En revanche, en cas de flagrants délits précisés par la loi, «la possibilité de dresser des amendes forfaitaires délictuelles tomberait sous le sens». Idem pour les contrôles d'identité «très encadrés». «L'objectif est de tendre vers toujours plus de complémentarité entre les polices municipale et nationale.»
En matière de lutte contre les trafic de drogues, «sans empiéter sur les compétences de l’État, la Ville de Dijon est pleinement investie», a avancé la responsable de l'exécutif municipal, «c'est notamment le cas sur le volet prévention» pour lequel les policiers municipaux constituent «les plus précieux maillons».
«Ils agissent en faisant de la dissuasion sur le terrain, en s'occupant aussi des occupations de halls d'immeubles», a-t-elle précisé, considérant que la nouvelle loi devrait permettre d'«intervenir un peu plus».
Le contour du palais des ducs de Bourgogne en étendard
Après avoir remis les parapheurs de promesse d'embauche aux deux derniers policiers municipaux recrutés, qui rejoindront l'effectif en septembre prochain, Nathalie Koenders a transmis le nouvel l'étendard au directeur de la tranquillité publique, qui l'a, lui-même, transféré au porte-drapeau.
L'emblème est constitué, au recto, du contour du palais des ducs de Bourgogne surmonté de «police municipale et «Dijon» ainsi que des mots «autorité» et «proximité» en lettres capitales, accompagnés de la date de création, en 1976. Au verso, figurent les armoiries de la commune.

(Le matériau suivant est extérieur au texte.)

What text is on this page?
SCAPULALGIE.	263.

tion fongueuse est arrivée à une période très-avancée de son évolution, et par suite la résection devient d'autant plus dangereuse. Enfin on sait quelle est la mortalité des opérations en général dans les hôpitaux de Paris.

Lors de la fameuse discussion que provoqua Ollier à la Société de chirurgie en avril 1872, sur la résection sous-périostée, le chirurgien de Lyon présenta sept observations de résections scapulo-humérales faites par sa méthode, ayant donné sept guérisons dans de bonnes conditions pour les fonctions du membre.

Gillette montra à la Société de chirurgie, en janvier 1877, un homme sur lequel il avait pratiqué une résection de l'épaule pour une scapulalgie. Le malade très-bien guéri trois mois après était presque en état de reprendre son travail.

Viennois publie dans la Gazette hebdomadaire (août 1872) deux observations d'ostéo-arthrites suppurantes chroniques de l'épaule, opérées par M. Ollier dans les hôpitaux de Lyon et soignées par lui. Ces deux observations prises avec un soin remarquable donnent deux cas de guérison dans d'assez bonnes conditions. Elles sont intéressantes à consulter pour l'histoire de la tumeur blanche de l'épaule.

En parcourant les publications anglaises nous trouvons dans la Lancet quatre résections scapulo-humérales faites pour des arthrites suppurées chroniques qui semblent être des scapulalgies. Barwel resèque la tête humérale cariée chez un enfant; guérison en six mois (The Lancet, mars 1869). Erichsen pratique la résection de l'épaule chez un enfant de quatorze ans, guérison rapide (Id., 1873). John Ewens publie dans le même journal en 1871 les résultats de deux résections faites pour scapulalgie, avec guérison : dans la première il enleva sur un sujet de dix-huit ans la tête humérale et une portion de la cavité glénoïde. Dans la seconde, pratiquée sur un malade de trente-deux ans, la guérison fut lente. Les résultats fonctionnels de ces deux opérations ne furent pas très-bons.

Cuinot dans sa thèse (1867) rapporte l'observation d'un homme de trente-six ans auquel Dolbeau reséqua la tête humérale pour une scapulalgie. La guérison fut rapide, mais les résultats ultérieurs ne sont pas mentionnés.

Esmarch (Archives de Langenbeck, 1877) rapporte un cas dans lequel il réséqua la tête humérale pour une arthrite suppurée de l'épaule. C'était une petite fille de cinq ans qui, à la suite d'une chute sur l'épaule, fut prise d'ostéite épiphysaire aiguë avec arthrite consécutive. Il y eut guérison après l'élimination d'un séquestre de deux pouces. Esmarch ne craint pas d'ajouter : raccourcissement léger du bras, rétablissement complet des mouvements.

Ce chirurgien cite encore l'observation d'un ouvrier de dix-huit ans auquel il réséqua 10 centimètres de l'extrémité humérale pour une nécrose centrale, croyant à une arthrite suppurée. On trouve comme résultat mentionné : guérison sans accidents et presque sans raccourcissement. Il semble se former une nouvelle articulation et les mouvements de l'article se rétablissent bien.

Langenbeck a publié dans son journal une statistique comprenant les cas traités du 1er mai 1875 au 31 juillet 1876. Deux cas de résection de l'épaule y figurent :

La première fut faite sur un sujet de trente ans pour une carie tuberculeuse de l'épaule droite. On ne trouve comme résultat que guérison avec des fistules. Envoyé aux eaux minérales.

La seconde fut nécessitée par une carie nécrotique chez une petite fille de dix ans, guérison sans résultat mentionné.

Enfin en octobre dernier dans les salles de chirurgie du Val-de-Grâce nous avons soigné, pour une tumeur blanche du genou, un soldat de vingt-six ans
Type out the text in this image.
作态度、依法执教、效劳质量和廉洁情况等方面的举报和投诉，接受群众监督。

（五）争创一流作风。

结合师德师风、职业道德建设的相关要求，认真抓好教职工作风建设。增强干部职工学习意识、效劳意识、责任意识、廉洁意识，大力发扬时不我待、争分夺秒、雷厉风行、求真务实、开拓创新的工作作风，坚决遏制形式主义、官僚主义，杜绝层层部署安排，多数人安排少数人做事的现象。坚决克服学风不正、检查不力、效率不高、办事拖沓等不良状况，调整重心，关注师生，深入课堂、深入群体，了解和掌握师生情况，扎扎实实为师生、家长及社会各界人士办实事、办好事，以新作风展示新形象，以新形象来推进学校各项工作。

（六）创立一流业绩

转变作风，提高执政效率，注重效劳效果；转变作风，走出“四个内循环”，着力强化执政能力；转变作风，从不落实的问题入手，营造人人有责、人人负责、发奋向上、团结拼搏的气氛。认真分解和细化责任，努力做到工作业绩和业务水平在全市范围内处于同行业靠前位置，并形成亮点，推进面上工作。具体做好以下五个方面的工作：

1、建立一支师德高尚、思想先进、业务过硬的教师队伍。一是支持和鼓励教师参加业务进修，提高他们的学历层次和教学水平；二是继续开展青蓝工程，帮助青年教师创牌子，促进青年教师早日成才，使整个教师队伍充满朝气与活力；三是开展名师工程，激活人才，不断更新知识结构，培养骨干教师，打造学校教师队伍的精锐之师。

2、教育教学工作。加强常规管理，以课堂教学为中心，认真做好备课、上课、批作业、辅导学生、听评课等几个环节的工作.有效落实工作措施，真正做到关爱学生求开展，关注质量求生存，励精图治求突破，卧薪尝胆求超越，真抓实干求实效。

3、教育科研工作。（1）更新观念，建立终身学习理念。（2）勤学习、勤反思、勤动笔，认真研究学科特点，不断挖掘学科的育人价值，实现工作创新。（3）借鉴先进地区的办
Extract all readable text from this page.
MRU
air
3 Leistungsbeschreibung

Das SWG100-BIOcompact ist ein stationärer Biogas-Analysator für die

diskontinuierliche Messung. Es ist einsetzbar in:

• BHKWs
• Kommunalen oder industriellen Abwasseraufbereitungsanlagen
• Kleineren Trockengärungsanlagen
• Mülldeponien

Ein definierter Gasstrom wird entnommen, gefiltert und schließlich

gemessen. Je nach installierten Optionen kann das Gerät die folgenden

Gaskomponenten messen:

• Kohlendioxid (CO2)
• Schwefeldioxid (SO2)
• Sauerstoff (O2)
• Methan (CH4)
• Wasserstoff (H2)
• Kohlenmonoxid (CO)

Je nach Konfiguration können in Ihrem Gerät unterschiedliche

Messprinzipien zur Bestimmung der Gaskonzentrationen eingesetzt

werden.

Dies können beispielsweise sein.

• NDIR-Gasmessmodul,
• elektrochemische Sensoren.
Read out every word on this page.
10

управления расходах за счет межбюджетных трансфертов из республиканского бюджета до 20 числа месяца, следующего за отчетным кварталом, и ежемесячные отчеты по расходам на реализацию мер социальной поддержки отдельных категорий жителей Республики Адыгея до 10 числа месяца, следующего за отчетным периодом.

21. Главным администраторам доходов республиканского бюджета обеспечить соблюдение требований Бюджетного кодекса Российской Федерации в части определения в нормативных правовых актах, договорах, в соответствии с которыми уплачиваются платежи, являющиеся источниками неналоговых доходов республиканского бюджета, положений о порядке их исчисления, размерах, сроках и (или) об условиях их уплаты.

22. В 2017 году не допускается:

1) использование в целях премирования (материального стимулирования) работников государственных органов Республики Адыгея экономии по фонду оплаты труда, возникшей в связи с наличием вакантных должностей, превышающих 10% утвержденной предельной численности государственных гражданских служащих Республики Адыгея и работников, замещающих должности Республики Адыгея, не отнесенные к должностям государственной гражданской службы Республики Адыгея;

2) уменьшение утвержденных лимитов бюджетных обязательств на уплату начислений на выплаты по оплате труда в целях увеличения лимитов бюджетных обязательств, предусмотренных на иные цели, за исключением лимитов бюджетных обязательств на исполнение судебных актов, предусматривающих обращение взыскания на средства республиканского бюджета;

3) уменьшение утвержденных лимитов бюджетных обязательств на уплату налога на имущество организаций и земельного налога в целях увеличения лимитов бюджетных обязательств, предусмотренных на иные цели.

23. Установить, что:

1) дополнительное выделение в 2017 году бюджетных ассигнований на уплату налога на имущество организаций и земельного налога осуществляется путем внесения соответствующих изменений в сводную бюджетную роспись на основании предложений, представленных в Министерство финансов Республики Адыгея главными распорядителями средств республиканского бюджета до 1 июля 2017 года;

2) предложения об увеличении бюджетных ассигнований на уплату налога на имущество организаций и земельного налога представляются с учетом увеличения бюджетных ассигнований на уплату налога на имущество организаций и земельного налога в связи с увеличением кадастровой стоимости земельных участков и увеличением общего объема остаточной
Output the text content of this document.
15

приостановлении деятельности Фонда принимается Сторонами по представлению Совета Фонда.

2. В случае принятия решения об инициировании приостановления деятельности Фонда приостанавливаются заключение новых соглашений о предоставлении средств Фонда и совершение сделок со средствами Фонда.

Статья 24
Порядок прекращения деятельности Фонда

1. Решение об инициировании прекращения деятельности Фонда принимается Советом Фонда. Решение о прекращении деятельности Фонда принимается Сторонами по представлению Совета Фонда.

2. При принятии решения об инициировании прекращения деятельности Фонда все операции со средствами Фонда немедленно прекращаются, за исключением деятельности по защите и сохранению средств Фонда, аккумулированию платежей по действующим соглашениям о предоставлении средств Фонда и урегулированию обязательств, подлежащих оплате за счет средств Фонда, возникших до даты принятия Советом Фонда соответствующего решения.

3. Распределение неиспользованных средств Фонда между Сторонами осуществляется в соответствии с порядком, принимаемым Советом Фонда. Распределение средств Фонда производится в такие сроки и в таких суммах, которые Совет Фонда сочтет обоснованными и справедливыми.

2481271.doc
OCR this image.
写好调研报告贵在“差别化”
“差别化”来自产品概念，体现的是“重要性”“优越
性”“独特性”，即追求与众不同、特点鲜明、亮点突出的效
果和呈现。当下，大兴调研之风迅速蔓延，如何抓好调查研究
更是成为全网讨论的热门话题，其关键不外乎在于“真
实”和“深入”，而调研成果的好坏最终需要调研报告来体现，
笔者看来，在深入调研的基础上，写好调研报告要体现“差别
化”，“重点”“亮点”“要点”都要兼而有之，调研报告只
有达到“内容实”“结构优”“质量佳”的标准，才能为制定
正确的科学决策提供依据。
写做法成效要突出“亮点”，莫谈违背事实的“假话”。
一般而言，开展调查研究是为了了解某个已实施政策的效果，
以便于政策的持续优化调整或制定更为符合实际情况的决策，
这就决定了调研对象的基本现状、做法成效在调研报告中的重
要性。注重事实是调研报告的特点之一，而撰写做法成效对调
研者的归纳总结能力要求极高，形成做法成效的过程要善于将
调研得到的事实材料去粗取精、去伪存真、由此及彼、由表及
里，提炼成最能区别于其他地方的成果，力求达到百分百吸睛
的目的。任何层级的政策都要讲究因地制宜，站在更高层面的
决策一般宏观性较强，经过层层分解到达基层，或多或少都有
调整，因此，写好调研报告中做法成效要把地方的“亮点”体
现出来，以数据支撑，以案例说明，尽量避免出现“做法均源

Après l'hymne nationale, chaque agent a alors reçu un écusson à apposer sur son uniforme. Même le chien de la brigade cynophile s'est vu remettre un écusson pour son harnais.
Une telle cérémonie de «reconnaissance» de l'«institution» qu'est la police municipale pourrait, en fonction de l'exécutif sorti des urnes en 2026, être reconduite dans les années à venir.